Reviewed by Me for TeensReadToo.com
According to the book ON DEATH AND DYING by Elsabeth Kubler-Ross, the five stages of grief are denial, anger, bargaining, depression, and acceptance. If you ask Betsy Irving, though, Elsabeth got it all wrong. The five stages of grief are really agitation, intoxication, experimentation, resignation, and reinvigoration. Betsy's known for awhile that her mother is going to die. After all, with the type of breast cancer that her mother has, and the late stage that it's in, there's not a lot that can be done. But it's still a shock that hot, sticky Thursday in June when she leaves work at the Morrisville Historic Village early when her Aunt Patty and Uncle Jim show up to escort her home. Now her mother is gone, the funeral is over, the well-meaning guests have left, and it's just Betsy, her dad, and her younger brother, Ben, taking up space in the huge white Victorian house that they call home.
In the beginning, Betsy's friends have only her best interests at heart, and her first real boyfriend, Brandon, tries to be there for her, but Betsy still feels as if nothing in her life is working out as planned. And when said friends seem to disappear off the face of the earth, and Brandon turns out not to be the great boyfriend she had hoped for when he dumps her, things in Betsy's life get even more off-kilter. As if it wasn't bad enough that she's spending the summer working at the Village (which she knows was a trick devised by her history-loving, professor father), dressed in stifling Early American clothes and demonstrating cornbread making to eager tourists, now she has to do it alone, without any real friends or a supportive boyfriend--and in the presence of Liza Henske, whose Goth Girl shield isn't allowed at the Village.

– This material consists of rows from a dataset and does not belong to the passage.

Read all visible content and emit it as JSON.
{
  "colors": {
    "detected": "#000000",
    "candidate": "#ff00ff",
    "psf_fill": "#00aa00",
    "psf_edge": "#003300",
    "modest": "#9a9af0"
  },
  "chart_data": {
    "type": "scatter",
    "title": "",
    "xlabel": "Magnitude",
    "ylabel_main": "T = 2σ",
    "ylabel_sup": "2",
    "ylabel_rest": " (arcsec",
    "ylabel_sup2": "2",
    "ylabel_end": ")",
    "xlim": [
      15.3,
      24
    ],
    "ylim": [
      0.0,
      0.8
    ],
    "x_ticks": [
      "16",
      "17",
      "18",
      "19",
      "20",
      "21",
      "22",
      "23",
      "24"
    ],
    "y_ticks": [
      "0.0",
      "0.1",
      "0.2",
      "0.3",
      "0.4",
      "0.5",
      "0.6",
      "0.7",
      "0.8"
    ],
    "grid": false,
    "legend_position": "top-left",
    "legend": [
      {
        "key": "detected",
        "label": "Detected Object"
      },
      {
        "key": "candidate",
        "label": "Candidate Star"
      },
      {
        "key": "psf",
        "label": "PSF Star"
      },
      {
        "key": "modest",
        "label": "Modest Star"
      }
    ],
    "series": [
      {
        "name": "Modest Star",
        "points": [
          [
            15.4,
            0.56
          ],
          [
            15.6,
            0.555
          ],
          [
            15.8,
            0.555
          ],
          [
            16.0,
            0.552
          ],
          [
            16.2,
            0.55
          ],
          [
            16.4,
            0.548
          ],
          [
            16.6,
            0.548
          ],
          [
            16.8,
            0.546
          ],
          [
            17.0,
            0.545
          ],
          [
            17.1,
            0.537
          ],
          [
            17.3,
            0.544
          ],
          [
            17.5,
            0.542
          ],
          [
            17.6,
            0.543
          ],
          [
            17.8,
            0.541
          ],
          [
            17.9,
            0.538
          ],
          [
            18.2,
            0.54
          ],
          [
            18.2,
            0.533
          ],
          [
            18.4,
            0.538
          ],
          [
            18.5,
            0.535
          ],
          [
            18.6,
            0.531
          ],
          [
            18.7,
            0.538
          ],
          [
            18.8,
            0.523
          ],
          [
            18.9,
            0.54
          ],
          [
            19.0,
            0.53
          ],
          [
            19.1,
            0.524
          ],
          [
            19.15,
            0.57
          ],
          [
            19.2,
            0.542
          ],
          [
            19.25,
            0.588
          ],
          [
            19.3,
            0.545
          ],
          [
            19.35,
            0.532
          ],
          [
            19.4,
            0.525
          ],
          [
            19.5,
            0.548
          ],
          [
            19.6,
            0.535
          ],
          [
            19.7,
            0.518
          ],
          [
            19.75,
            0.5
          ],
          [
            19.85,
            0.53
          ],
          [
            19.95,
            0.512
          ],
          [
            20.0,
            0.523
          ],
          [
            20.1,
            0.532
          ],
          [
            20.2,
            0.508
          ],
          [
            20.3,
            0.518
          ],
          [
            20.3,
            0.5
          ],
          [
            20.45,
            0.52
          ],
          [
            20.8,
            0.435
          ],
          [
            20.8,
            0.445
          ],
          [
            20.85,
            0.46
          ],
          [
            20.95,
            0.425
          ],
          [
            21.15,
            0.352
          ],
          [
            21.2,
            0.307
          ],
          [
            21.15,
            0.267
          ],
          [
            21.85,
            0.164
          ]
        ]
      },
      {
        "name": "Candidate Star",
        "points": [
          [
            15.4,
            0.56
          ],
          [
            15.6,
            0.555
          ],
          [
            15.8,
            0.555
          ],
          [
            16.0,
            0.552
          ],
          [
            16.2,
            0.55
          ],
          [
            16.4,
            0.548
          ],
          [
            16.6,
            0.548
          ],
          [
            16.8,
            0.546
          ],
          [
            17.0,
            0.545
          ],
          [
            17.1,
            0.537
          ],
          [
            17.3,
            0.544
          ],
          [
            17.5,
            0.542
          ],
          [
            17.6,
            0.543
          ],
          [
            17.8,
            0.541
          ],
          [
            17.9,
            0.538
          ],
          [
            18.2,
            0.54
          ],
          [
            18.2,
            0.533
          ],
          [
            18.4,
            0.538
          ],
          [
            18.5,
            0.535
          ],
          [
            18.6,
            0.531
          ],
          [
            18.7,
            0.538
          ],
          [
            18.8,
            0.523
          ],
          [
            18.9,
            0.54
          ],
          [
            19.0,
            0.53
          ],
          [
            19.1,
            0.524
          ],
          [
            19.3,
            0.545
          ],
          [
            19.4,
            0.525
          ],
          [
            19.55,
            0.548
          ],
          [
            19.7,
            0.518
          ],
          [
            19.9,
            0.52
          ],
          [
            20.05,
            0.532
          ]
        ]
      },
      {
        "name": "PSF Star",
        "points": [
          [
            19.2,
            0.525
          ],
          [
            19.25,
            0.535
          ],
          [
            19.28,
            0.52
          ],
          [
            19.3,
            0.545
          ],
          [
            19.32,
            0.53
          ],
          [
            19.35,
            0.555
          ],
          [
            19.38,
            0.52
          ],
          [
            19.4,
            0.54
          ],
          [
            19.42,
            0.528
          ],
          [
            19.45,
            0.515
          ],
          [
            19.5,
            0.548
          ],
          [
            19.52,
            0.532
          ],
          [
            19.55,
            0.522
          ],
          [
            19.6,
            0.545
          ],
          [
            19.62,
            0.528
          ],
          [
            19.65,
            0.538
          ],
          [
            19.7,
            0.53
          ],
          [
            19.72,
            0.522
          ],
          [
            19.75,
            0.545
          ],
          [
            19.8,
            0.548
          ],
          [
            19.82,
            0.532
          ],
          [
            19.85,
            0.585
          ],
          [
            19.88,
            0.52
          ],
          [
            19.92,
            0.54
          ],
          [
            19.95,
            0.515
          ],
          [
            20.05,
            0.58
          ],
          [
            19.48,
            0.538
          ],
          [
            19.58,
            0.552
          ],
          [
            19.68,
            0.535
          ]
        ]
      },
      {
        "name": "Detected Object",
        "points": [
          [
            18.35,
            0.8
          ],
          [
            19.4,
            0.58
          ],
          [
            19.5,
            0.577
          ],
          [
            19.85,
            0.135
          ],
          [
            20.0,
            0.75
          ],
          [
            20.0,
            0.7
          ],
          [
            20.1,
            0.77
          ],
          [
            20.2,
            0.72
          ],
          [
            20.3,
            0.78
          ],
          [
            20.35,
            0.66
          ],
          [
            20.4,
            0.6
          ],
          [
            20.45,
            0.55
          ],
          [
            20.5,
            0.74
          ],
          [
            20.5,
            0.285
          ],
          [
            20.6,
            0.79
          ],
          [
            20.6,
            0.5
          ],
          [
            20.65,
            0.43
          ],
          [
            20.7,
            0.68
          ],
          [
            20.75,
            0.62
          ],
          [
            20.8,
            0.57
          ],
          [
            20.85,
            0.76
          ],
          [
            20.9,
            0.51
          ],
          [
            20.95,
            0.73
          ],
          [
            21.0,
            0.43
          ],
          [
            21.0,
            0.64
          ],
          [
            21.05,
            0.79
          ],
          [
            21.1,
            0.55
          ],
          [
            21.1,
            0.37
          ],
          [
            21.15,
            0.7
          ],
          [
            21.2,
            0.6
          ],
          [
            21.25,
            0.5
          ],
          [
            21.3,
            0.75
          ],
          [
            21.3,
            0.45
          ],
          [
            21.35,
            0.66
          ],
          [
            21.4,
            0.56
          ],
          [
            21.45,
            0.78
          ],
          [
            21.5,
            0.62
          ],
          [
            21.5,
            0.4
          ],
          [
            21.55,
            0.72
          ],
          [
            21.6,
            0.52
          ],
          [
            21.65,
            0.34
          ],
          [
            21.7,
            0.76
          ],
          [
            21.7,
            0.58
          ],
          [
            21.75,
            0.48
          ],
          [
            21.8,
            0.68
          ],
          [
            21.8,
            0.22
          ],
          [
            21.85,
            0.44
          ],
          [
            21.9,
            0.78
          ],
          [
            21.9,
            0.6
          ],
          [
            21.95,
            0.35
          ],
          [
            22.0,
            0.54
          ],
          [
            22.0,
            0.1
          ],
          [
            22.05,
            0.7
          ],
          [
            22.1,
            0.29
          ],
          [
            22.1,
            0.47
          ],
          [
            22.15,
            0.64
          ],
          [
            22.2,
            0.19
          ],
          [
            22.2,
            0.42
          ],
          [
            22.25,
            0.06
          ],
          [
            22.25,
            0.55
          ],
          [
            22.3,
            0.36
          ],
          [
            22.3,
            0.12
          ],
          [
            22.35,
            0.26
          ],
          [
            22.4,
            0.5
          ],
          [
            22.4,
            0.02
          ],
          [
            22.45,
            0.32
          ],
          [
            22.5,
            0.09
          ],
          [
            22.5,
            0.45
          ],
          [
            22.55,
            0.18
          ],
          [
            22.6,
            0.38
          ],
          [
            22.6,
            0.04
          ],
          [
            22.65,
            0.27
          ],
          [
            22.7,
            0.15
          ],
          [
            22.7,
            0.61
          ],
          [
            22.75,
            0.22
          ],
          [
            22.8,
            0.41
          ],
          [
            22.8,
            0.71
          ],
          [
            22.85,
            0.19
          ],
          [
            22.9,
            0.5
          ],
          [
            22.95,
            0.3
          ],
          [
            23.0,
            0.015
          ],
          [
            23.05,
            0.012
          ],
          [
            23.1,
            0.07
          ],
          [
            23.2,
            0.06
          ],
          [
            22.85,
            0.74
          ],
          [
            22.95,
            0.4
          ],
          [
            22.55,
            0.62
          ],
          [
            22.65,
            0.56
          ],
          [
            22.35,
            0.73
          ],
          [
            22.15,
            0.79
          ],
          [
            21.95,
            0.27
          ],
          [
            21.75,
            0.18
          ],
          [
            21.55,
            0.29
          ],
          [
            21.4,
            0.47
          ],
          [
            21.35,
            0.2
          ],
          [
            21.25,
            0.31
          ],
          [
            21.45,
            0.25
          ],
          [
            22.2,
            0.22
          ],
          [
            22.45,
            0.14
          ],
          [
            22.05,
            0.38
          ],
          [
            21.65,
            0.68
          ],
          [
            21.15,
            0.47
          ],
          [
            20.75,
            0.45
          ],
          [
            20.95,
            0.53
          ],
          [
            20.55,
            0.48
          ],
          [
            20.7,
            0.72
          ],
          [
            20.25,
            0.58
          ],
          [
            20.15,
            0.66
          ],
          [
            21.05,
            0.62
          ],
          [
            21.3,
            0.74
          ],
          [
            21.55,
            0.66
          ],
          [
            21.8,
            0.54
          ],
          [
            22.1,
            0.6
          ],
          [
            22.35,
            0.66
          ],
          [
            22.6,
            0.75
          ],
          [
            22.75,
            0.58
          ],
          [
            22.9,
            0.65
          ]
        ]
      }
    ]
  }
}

It's amazing, though, what a new sort-of friend like Liza can teach a girl who just wants to get away form it all. And when James, the Village carpenter who will soon be leaving for Princeton, begins to comfort her with his soft-spoken words and small carvings, Betsy starts to learn that no matter what the actual stages of grief are, she just might be able to survive them after all.
THE PURSUIT OF HAPPINESS is a poignant, heartfelt novel. It's one of the best books I've read dealing with grief, with dialogue that never seems out of place or too cheesy. Ms. Altebrando has written a stunning debut novel that will leave you thinking about the story of Betsy and her family and friends long after you've finished the book.
The summer before her senior year looks like it's going to be Betsy's worst. First, the traumatic event of her mother dying of breast cancer. Then, her boyfriend Brandon leaves her for another girl whom he's been seeing behind her back. She grudgingly works at Morrisville, a historically reenacted village, and her father and young brother Ben are slowly falling apart (they wind up eating takeout and fast food every night).
Betsy feels like the loneliest girl in the world, but as she moves through the stages of grief, she begins to expand her once limited worldview. She befriends Liza, her fellow coworker-slash-classmate whom she has never spoken to before because they ran in completely different crowds. She also gets to know another coworker, James, an intelligent carpenter whom she believes she can fall in love with. If only the situation wasn't so...complicated.
This is a wonderfully done story. Sometimes I don't like how it doesn't seem to focus enough on the past, but Altebrando masterfully ties everything together in a satisfying conclusion. This book is, above all, real. It is a wonderful read that I highly recommend.